For users of other query languages

If you come from other query languages, this section explains how to adjust your existing queries to achieve the same results in APL.
In Splunk SPL, the sumif equivalent functionality requires using a stats command with a where clause to filter the data. In APL, you can use sumif to simplify this operation by combining both the condition and the summing logic into one function.
| stats sum(duration) as total_duration where status="200"
In ANSI SQL, achieving a similar result typically involves using a CASE statement inside the SUM function to conditionally sum values based on a specified condition. In APL, sumif provides a more concise approach by allowing you to filter and sum in a single function.
SELECT SUM(CASE WHEN status = '200' THEN duration ELSE 0 END) AS total_duration
FROM http_logs

Usage

Syntax

sumif(numeric_expression, condition)

Parameters

  • numeric_expression: The numeric field or expression you want to sum.
  • condition: A boolean expression that determines which records contribute to the sum.
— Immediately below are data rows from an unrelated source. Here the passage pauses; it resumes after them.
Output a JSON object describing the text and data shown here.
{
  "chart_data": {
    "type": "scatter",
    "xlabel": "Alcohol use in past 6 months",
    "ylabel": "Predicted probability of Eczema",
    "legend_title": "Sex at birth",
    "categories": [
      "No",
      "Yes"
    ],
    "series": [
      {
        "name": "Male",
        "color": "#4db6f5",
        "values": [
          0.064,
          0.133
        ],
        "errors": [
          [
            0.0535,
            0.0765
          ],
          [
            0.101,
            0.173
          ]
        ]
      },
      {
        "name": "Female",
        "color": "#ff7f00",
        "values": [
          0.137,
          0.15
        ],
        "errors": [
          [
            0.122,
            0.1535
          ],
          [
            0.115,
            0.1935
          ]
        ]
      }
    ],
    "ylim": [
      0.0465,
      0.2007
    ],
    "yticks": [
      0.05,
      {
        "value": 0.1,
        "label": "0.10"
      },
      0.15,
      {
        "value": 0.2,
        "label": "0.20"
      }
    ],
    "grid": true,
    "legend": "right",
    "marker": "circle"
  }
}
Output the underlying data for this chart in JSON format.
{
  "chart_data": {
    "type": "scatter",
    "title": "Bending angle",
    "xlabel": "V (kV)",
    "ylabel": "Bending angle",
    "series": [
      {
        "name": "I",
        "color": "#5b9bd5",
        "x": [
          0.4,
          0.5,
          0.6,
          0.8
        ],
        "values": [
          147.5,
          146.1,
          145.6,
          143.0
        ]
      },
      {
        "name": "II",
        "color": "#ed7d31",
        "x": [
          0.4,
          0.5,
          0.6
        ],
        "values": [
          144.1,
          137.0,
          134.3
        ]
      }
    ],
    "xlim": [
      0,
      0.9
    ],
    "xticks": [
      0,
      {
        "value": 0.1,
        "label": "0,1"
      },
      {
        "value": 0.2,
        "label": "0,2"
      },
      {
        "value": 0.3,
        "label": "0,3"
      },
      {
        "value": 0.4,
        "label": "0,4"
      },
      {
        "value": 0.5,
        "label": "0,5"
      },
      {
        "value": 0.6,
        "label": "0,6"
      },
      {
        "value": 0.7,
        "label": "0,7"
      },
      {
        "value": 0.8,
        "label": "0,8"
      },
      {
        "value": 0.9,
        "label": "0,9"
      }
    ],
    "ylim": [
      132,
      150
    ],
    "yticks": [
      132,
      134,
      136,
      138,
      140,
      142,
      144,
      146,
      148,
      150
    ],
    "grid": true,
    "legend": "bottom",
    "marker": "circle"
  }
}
Only the records that satisfy the condition are considered.

Returns

sumif returns the sum of the values in numeric_expression for records where the condition is true. If no records meet the condition, the result is 0.

Use case examples

  • Log analysis
  • OpenTelemetry traces
  • Security logs
In this use case, we calculate the total request duration for HTTP requests that returned a 200 status code.Query
['sample-http-logs']
| summarize total_req_duration = sumif(req_duration_ms, status == '200')
Run in PlaygroundOutput
total_req_duration
145000
This query computes the total request duration (in milliseconds) for all successful HTTP requests (those with a status code of 200).
  • avgif: Computes the average of a numeric expression for records that meet a specified condition. Use avgif when you’re interested in the average value, not the total sum.
  • countif: Counts the number of records that satisfy a condition. Use countif when you need to know how many records match a specific criterion.
  • minif: Returns the minimum value of a numeric expression for records that meet a condition. Useful when you need the smallest value under certain criteria.
  • maxif: Returns the maximum value of a numeric expression for records that meet a condition. Use maxif to identify the highest values under certain conditions.